O momento de maior descompasso do candidato ocorreu quando, questionado sobre medidas para o meio ambiente, defendeu saneamento básico e investimentos em saúde. Demonstrou desconhecimento da pauta.

Imagem

Para Flávio, era importante usar o espaço do Jornal Nacional para tentar se apresentar como mudança. Palavra, de forma pouco original, escrita na sua mão, assim como Jair Bolsonaro fizera no passado. A entrevista seguiu essa toada: ele defendeu o pai das acusações de golpe e o irmão pelo tarifaço. Neste ponto, não tergiversou.

Tête-à-tête

A pouco mais de um mês do primeiro turno, a eleição para presidente da República neste ano tem um clima de segundo turno antecipado, com as intenções de voto concentradas entre o presidente Luiz Inácio Lula da Silva (PT) e o senador Flávio Bolsonaro (PL), mas ainda sem tendência clara de que lado pende a balança.

Condicionantes

Ao menos três fatores ajudam a explicar por que a disputa pode permanecer aberta até outubro: O presidente aparece à frente do senador na maioria das pesquisas para o primeiro turno — o levantamento mais recente do Datafolha, divulgado na semana passada, mostra Lula com 39%, frente a 33% de Flávio.
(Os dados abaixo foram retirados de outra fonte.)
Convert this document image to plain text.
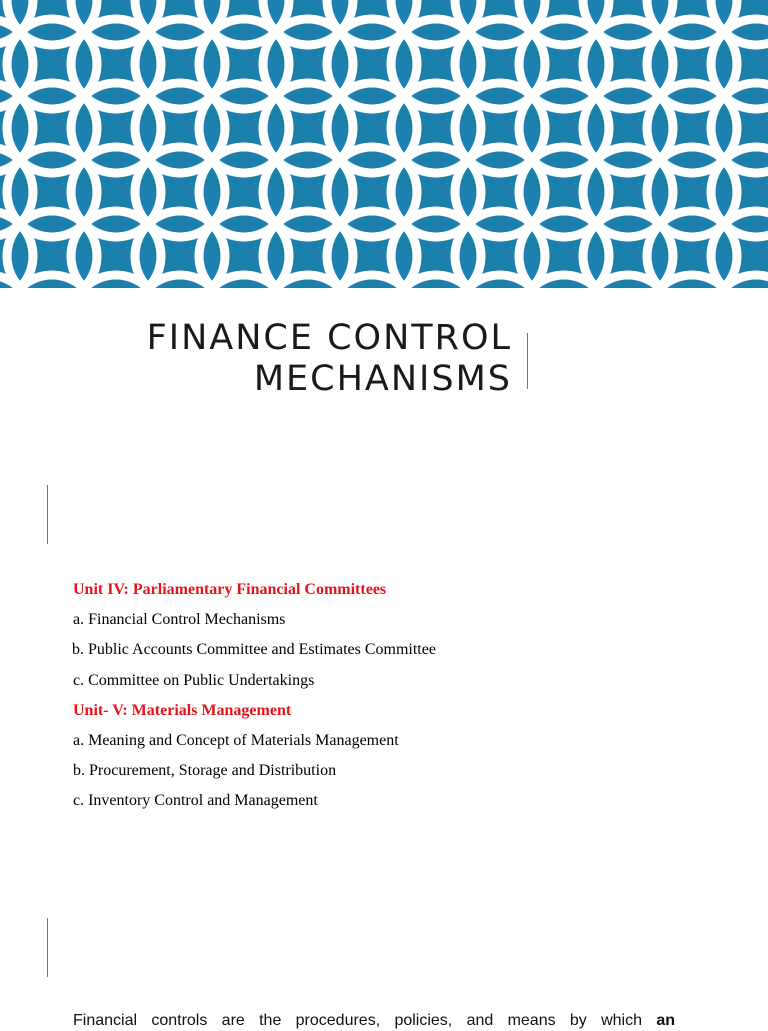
FINANCE CONTROL
MECHANISMS
Unit IV: Parliamentary Financial Committees
a. Financial Control Mechanisms
b. Public Accounts Committee and Estimates Committee
c. Committee on Public Undertakings
Unit- V: Materials Management
a. Meaning and Concept of Materials Management
b. Procurement, Storage and Distribution
c. Inventory Control and Management

Financial controls are the procedures, policies, and means by which an
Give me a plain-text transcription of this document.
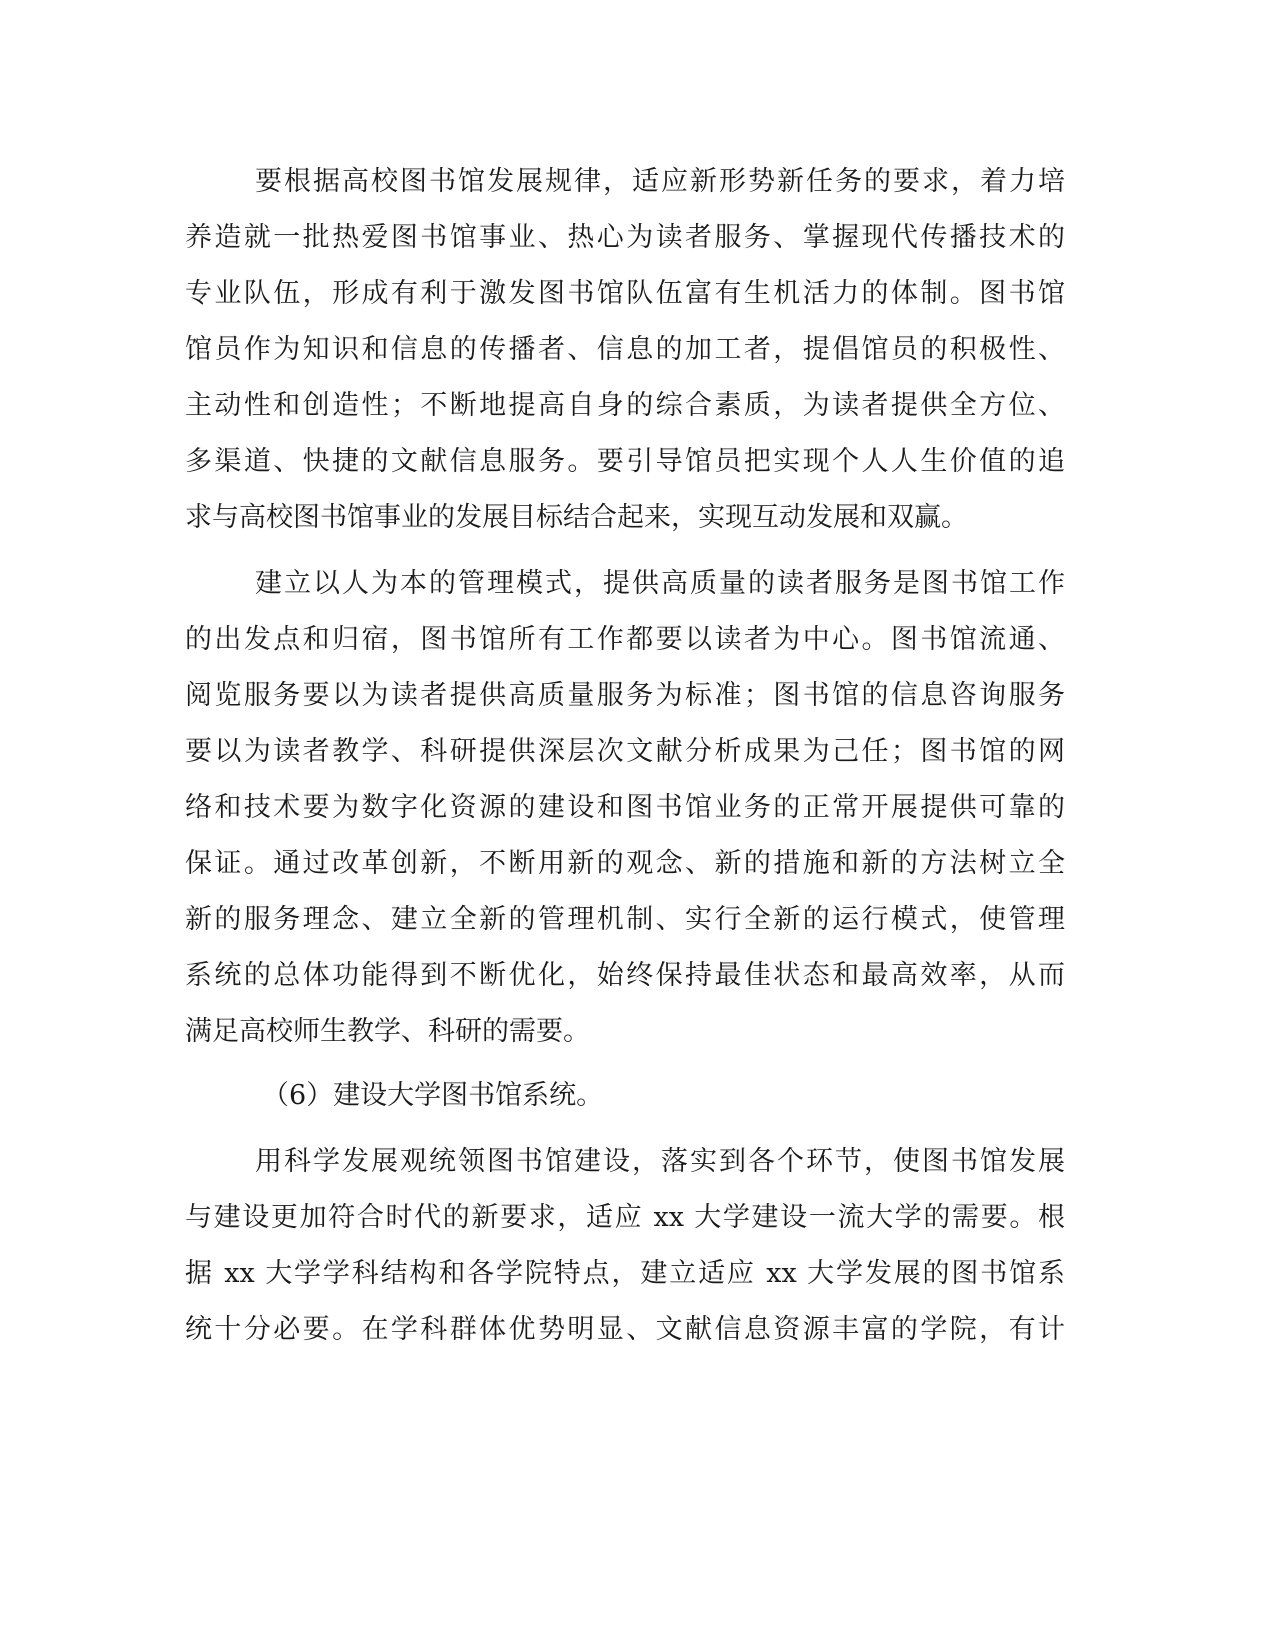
要根据高校图书馆发展规律，适应新形势新任务的要求，着力培
养造就一批热爱图书馆事业、热心为读者服务、掌握现代传播技术的
专业队伍，形成有利于激发图书馆队伍富有生机活力的体制。图书馆
馆员作为知识和信息的传播者、信息的加工者，提倡馆员的积极性、
主动性和创造性；不断地提高自身的综合素质，为读者提供全方位、
多渠道、快捷的文献信息服务。要引导馆员把实现个人人生价值的追
求与高校图书馆事业的发展目标结合起来，实现互动发展和双赢。
建立以人为本的管理模式，提供高质量的读者服务是图书馆工作
的出发点和归宿，图书馆所有工作都要以读者为中心。图书馆流通、
阅览服务要以为读者提供高质量服务为标准；图书馆的信息咨询服务
要以为读者教学、科研提供深层次文献分析成果为己任；图书馆的网
络和技术要为数字化资源的建设和图书馆业务的正常开展提供可靠的
保证。通过改革创新，不断用新的观念、新的措施和新的方法树立全
新的服务理念、建立全新的管理机制、实行全新的运行模式，使管理
系统的总体功能得到不断优化，始终保持最佳状态和最高效率，从而
满足高校师生教学、科研的需要。
（6）建设大学图书馆系统。
用科学发展观统领图书馆建设，落实到各个环节，使图书馆发展
与建设更加符合时代的新要求，适应 xx 大学建设一流大学的需要。根
据 xx 大学学科结构和各学院特点，建立适应 xx 大学发展的图书馆系
统十分必要。在学科群体优势明显、文献信息资源丰富的学院，有计
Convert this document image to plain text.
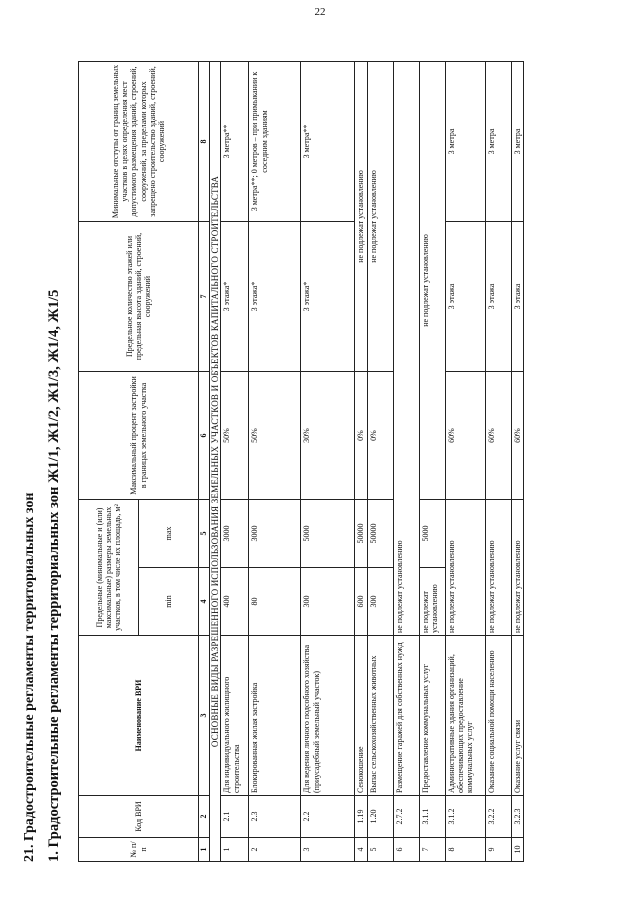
22
21. Градостроительные регламенты территориальных зон 1. Градостроительные регламенты территориальных зон Ж1/1, Ж1/2, Ж1/3, Ж1/4, Ж1/5	№ п/п	Код ВРИ	Наименование ВРИ	Предельные (минимальные и (или) максимальные) размеры земельных участков, в том числе их площадь, м²		Максимальный процент застройки в границах земельного участка	Предельное количество этажей или предельная высота зданий, строений, сооружений	Минимальные отступы от границ земельных участков в целях определения мест допустимого размещения зданий, строений, сооружений, за пределами которых запрещено строительство зданий, строений, сооружений
			min	max			
1	2	3	4	5	6	7	8
ОСНОВНЫЕ ВИДЫ РАЗРЕШЕННОГО ИСПОЛЬЗОВАНИЯ ЗЕМЕЛЬНЫХ УЧАСТКОВ И ОБЪЕКТОВ КАПИТАЛЬНОГО СТРОИТЕЛЬСТВА							
1	2.1	Для индивидуального жилищного строительства	400	3000	50%	3 этажа*	3 метра**
2	2.3	Блокированная жилая застройка	80	3000	50%	3 этажа*	3 метра**; 0 метров – при примыкании к соседним зданиям
3	2.2	Для ведения личного подсобного хозяйства (приусадебный земельный участок)	300	5000	30%	3 этажа*	3 метра**
4	1.19	Сенокошение	600	50000	0%	не подлежат установлению	
5	1.20	Выпас сельскохозяйственных животных	300	50000	0%	не подлежат установлению	
6	2.7.2	Размещение гаражей для собственных нужд	не подлежат установлению				
7	3.1.1	Предоставление коммунальных услуг	не подлежат установлению	5000	не подлежат установлению		
8	3.1.2	Административные здания организаций, обеспечивающих предоставление коммунальных услуг	не подлежат установлению		60%	3 этажа	3 метра
9	3.2.2	Оказание социальной помощи населению	не подлежат установлению		60%	3 этажа	3 метра
10	3.2.3	Оказание услуг связи	не подлежат установлению		60%	3 этажа	3 метра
A distância encurta, no entanto, nos cenários de segundo turno: nessa mesma pesquisa Datafolha, Lula tem 47%, contra 43% de Flávio, um empate técnico dentro da margem de erro de dois pontos percentuais.

Imponderável

Os escândalos ainda podem produzir efeitos para os dois lados. Este é um fator ainda mais difícil de medir, uma vez que os dois candidatos estão envolvidos em investigações que podem ganhar novos capítulos durante a campanha. Lula enfrenta o desgaste provocado pelas investigações envolvendo seu filho, Fábio Luís Lula da Silva, o Lulinha, enquanto Flávio Bolsonaro é pressionado pelas suspeitas relacionadas ao Banco Master e o financiamento do filme Dark Horse. Os dois negam irregularidades.

Abstenção

A Possibilidade de abstenção recorde pode ser decisiva. A abstenção vem crescendo nas eleições presidenciais e atingiu 20,95% no primeiro turno de 2022, o maior índice desde 1998. É difícil prever se esse recorde se renovará neste ano, mas há uma pista importante: as disputas nos estados. Em alguns dos colégios eleitorais mais importantes do país, as eleições para governador podem terminar já no primeiro turno, como em São Paulo, Rio de Janeiro, Bahia, Pernambuco e Ceará.